The viability and morphology of encapsulated T31 fibroblasts was determined by a double staining procedure that stains live cells green and dead cells red. Three-dimensionally cultured cells were examined 6 days after seeding. This experimental end time-point was arbitrarily chosen based on the assumption that during this time the embedded cells have completely adapted to their new microenvironment. Consistent with the results described above, the composition of biomaterials influenced cell morphology and behavior (Fig. 5). Matrigel^™-encapsulated cells appeared to be spread, with fibroblasts eliciting spindle-shaped morphology (Fig. 5A). As already mentioned, PuraMatrix^™ and PureCol^™ allowed the gravitational settling of cells onto the insert membrane. Cells embedded in both of these biomaterials, grown under pseudo-3-D conditions, had a spindle-shaped morphology (Fig. 5B and C). In Extracel^™, cells were three-dimensionally distributed, but were mostly round-shaped (Fig. 5D). Cell viability in all hydrogels was estimated to be 85–90% based on the double staining microscopic evaluation.

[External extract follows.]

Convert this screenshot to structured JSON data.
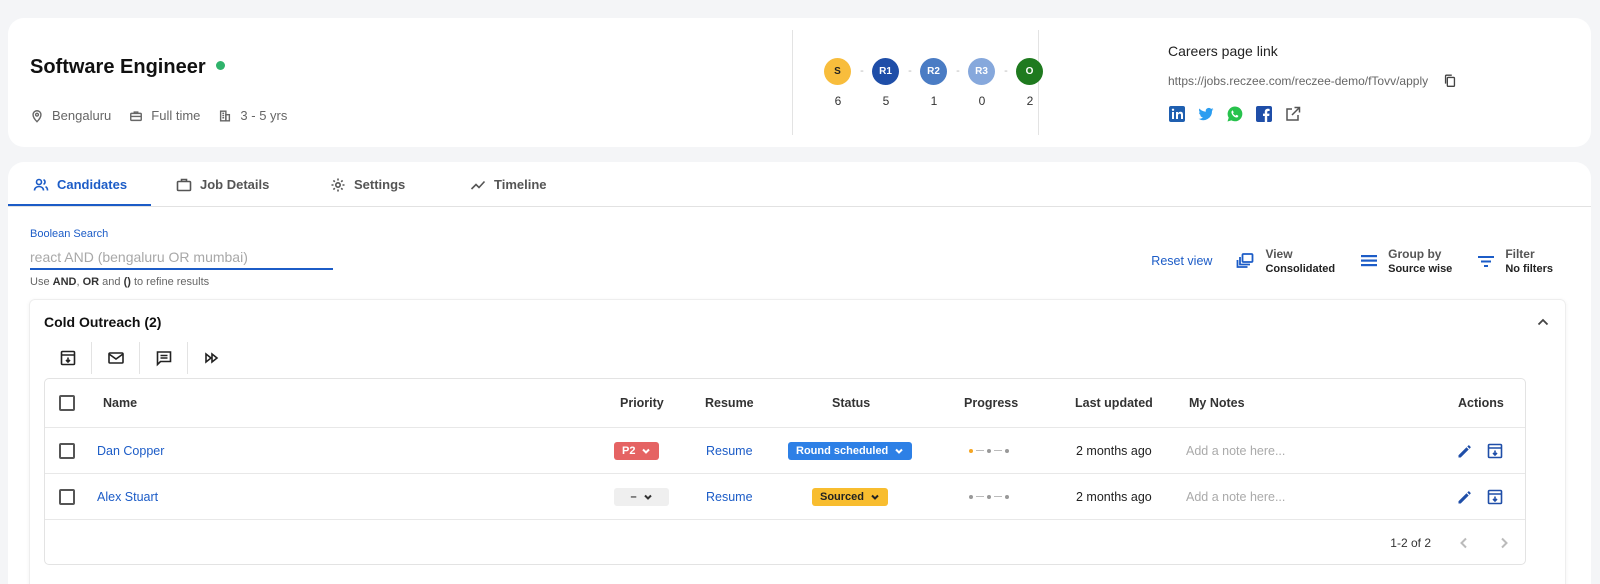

The classical approach of quantifying cell viability in 3-D was not feasible here, since there are multiple vertical and horizontal planes in the 3-D microenvironment that could have led to erroneous interpretations. Thus, Figs. 4 and 5 offer complementary information. Fig. 4 provides a quantitative interpretation of the viability of cells embedded in hydrogels, while Fig. 5 presents additional information on the 3-D embedded cell distribution and morphology.

Next, embedded cells were stained with H&E for a more detailed cytological analysis (Fig. 6). Fibroblasts embedded in Matrigel^™ or Extracel^™ are organized in clusters that correspond to the structures observed by fluorescent staining. PuraMatrix^™ and PureCol^™encapsulated cells appear isolated and concentrated in just a few areas of the hydrogel cross-sections. These observations are consistent with the fact that most of the cells embedded in these materials settled on the bottom of the inserts, resulting in attachment and growth on the insert membrane.

3.4. In vivo subcutaneous injections

Based on our preliminary in vitro evaluations, Matrigel^™ and Extracel^™ were the only two biomaterials suitable for injections into immunocompromised mice. To this end, T31 fibroblasts mixed with either Matrigel^™ or Extracel^™ were injected subcutaneously into nude mice and the quality of the newly formed tissue was assessed. This experiment was modeled on the successful growth of healthy fibrous tissue in vivo from T31 cells cultured on an earlier formulation of the sECM [29]. Both matrices were enclosed in a thin layer of fibrous tissue that delimitated them from the surrounding native tissues. We could thus confirm that the injected fibroblasts were able to survive and proliferate, and that endogenous cell migration did not occur, or occurred to an insignificant extent.

Differences in cell densities between the two matrices are clearly visible in the histological sections (Fig. 7). Fig. 7A shows the histological analysis after the injection of T31 fibroblasts in Matrigel^™ after 4 weeks in vivo. Very little degradation of the ECM equivalent has occurred, and some newly formed immature fibrous tissue is evident but with low cell density. In contrast, 4 weeks after subcutaneous injection of T31 fibroblasts in Extracel^™ (Fig. 7B), the hydrogel has been almost completely degraded and remodeled into newly formed fibrous tissue, with cell density and ECM deposition resembling that of native fibrous tissue.